Unmittelbar hinter mir liegt ein Leben voller tiefer Begegnungen und prägenden Erlebnissen, doch in Wahrheit gehört dieses Leben nicht mir. In Wahrheit habe ich anderen mein Leben lang etwas vorgemacht.
Ich habe Menschen in mein Herz geschlossen, ohne mich ihnen zu offenbaren ‒ stattdessen war ich gefangen in einer Rolle. In meinem Inneren war nichts von mir zu finden. Und je mehr ich mich in das Schauspiel hineinsteigerte, das mein Gegenüber mit seiner Gestik und Mimik simultan vorgab, desto mehr verlor ich mich selbst in der Lüge.

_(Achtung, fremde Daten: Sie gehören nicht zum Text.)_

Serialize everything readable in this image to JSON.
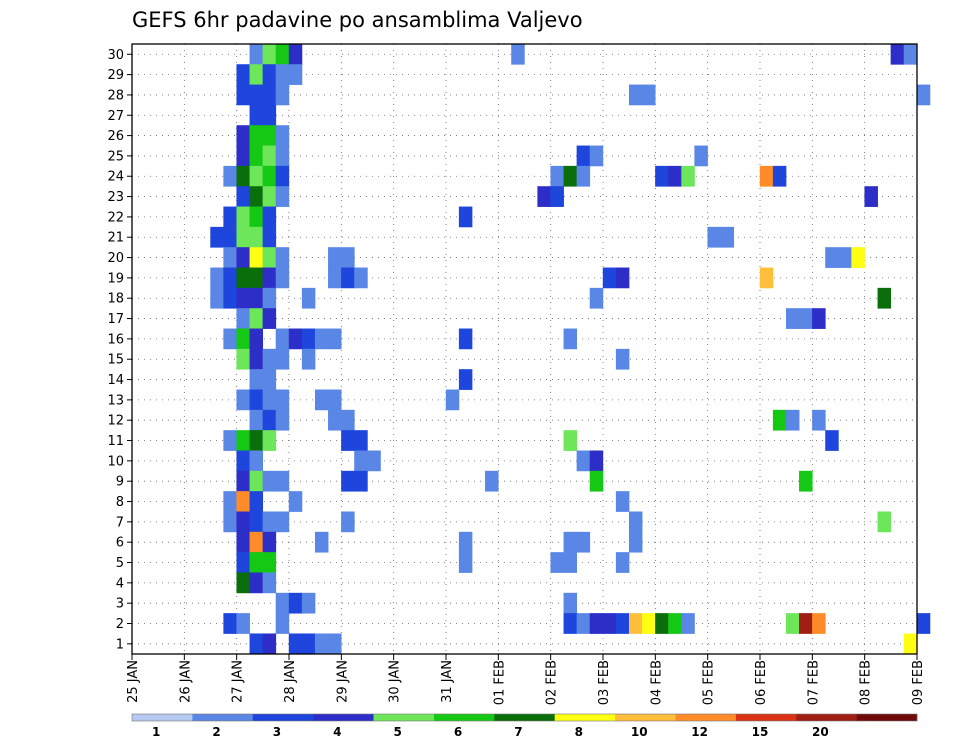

Denn die Wahrheit ist, dass ich nicht wusste, wer ich war. Und um in jemandes Gegenwart meine Maske ablegen zu können, musste ich zuerst lernen, mich in meinem eigenen Spiegelbild wiederzuerkennen.
Wer ich wirklich war… ertrug ich nicht. Es schien in der Tat unerträglich zu sein, meine Lebensgeschichte Revue passieren zu lassen. So unerträglich, dass jede tiefere Begegnung mit ihr, in mir den Wunsch weckte zu sterben.
Jemand anderes zu sein, schien die schönste und liebreizendste Lüge zu sein, die ein Kind sich ausdenken konnte, das vor seiner Realität fliehen musste. Und es ist befremdlich zu beschreiben, wie es sich anfühlt, innerlich auseinandergefallen zu sein, einer Kohärenz hinterherzutrauern, die einst allgegenwärtig war und es nun nie mehr sein wird.
Wer einst meinen Platz einnahm, wenn ich in die Schule ging und mit meiner Familie an einem Tisch saß, existiert nur noch vage in Träumen, die mich nachdenklich werden lassen. In aller Eintaglebigkeit, schleichendem Zeitgefühl und entwurzeltem Alleinsein habe ich einen Ort gefunden, mich selbst zu suchen. Hier, innerhalb dieser vier Wände, in denen niemand außer mir auf mich einwirken kann.
Und sodann ich mich gefunden habe, möchte ich hinaus in die Welt, um endlich das Leben zu führen, das mir gehört.